In May 2018, the United Nations Human Rights Council published a searing report detailing the various ways in which the US, among the wealthiest countries in the global north, remains plagued by extreme poverty and income inequality. Included in the report are the child protection agencies that were ratified by President Nixon in the mid-1970s as a supposed safeguard against child abuse, but which have since become a means for the government to intervene in the lives of the poor, mentally ill, drug addicted, and otherwise disabled — even to the point of permanently separating children from their parents.
Each year, more than three million children and their families are investigated by child services across the nation. By all accounts, the overwhelming majority of those families are poor. On 13 April 2018, my family joined those statistics when Florida became one of the first states in the nation to use AI as part of their child welfare process, hiring analytics giant SAS to conduct a research project with advanced analytics. Using data collected between 2007 and 2013, SAS contracted with the state to create an algorithm designed to determine which factors would most likely lead to the death of a child through abuse or neglect.
On the surface that sounds wonderful. Who doesn’t want to protect children? But child maltreatment fatalities are extremely rare — about 1,750 yearly, compared with the hundreds of thousands of kids removed from their homes, and close to four million investigated, unnecessarily.
Trying to apply a set of risk factors for an event that only takes place in roughly .0005% of open cases, leads to an abundance of false positives and the investigation of families with no history of abuse. It’s the statistical equivalent of saying that people who experience childhood trauma are going to become serial killers; serial killers often do have a history of childhood trauma, but most traumatised children don’t grow up to become serial killers.
This type of statistical error had already occurred in Los Angeles. In 2017, LA County quietly ended its contract with SAS after running a practice algorithm with almost identical goals against child abuse. The algorithm — which was tested against historical cases and never applied in real time — came up with 3,829 false positives from data that only included 171 high-risk cases. LA County used those results to end the contract and look into other methodologies for the future of child welfare AI. But Florida codified SAS’s research findings into its analytic approach to abuse.
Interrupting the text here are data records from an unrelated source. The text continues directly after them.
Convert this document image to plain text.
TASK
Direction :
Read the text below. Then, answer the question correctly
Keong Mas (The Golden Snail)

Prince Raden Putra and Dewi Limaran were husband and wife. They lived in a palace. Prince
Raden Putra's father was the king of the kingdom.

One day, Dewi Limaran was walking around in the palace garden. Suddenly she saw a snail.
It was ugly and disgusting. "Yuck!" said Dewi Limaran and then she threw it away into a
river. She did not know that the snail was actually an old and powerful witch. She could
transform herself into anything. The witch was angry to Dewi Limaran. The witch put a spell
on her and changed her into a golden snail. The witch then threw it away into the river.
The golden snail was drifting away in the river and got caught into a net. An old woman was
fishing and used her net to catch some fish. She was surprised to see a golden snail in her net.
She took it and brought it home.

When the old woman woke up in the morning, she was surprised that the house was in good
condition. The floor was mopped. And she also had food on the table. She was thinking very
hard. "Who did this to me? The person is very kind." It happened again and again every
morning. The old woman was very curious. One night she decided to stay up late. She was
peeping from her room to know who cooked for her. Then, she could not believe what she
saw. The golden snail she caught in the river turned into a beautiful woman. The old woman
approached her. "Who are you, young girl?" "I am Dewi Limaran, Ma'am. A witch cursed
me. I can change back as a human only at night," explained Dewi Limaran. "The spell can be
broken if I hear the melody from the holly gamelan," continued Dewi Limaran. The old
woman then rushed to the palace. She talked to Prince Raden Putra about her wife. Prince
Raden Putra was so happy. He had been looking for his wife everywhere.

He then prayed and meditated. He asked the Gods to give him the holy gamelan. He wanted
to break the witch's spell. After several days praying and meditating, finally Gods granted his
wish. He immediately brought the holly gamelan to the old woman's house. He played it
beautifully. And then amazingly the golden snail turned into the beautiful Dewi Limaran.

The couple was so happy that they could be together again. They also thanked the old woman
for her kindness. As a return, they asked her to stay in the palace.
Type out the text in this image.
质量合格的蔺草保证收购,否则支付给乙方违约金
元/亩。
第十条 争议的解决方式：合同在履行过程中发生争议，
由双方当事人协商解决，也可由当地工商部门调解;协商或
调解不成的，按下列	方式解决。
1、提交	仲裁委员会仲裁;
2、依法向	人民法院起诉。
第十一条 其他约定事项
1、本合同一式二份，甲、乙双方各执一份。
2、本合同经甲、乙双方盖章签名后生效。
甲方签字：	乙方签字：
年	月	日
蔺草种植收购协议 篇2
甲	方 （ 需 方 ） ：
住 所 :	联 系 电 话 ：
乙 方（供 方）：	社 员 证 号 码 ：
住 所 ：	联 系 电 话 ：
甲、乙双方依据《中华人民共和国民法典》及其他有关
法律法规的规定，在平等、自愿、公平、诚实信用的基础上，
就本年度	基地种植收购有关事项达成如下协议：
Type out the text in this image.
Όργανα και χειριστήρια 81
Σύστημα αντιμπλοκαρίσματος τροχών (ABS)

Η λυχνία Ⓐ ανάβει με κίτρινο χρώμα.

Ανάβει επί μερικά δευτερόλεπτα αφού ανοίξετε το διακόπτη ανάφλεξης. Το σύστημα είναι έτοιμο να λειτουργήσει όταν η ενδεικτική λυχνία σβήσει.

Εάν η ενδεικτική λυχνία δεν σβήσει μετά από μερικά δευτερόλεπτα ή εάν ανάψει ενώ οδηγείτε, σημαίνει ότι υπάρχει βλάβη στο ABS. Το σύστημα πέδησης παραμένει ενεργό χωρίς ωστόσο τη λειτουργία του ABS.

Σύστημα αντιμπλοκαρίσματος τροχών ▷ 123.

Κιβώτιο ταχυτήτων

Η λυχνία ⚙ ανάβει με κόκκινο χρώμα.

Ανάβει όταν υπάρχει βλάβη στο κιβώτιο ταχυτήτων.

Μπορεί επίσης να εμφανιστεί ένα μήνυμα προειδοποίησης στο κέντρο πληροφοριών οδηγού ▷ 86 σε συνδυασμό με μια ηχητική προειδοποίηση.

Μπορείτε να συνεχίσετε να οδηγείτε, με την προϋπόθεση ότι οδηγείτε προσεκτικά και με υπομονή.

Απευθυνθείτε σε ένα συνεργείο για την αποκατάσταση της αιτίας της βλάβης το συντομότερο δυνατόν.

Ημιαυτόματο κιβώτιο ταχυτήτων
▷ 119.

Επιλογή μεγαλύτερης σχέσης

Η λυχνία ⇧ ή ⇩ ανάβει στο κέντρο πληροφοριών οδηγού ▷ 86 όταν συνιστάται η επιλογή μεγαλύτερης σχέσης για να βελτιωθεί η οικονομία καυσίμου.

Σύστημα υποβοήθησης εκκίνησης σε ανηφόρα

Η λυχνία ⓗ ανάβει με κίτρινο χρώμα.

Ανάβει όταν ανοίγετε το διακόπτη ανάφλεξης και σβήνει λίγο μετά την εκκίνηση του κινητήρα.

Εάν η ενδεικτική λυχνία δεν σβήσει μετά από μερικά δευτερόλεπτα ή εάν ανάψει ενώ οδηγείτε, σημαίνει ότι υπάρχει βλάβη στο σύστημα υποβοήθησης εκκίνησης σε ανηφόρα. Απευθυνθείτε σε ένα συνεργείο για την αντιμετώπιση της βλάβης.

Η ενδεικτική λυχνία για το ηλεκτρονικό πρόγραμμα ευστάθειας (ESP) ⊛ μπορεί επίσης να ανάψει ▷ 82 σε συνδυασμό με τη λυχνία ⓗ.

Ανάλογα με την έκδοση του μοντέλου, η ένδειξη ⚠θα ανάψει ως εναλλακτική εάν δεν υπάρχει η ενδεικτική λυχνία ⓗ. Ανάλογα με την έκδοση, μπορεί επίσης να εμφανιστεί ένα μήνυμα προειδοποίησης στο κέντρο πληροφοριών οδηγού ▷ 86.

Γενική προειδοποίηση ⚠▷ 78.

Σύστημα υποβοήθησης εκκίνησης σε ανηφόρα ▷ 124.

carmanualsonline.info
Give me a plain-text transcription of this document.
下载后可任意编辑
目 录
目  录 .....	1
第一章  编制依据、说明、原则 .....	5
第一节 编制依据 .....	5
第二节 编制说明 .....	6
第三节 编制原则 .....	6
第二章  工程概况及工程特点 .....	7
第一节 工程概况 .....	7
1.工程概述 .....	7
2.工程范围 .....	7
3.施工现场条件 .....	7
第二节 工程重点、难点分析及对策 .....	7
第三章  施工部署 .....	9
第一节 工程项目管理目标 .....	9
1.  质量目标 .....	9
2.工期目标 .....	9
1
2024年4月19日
Where this likely affected my family was in their newly strengthened emphasis on substance-exposed newborns. My eldest daughter was born in Florida in 2014 while I was taking prescribed methadone. Deciding to use methadone while pregnant was a difficult decision. I knew it was likely to lead to withdrawal when my daughter was born, but my prenatal care providers insisted it was the best course of action since I’d been addicted to heroin when I learned that I was pregnant. Methadone has been the gold standard of care for opioid use disorder since the 1970s and is approved by the World Health Organization. I did nothing illegal by taking it, but there had been a brief child welfare investigation into my family because of it.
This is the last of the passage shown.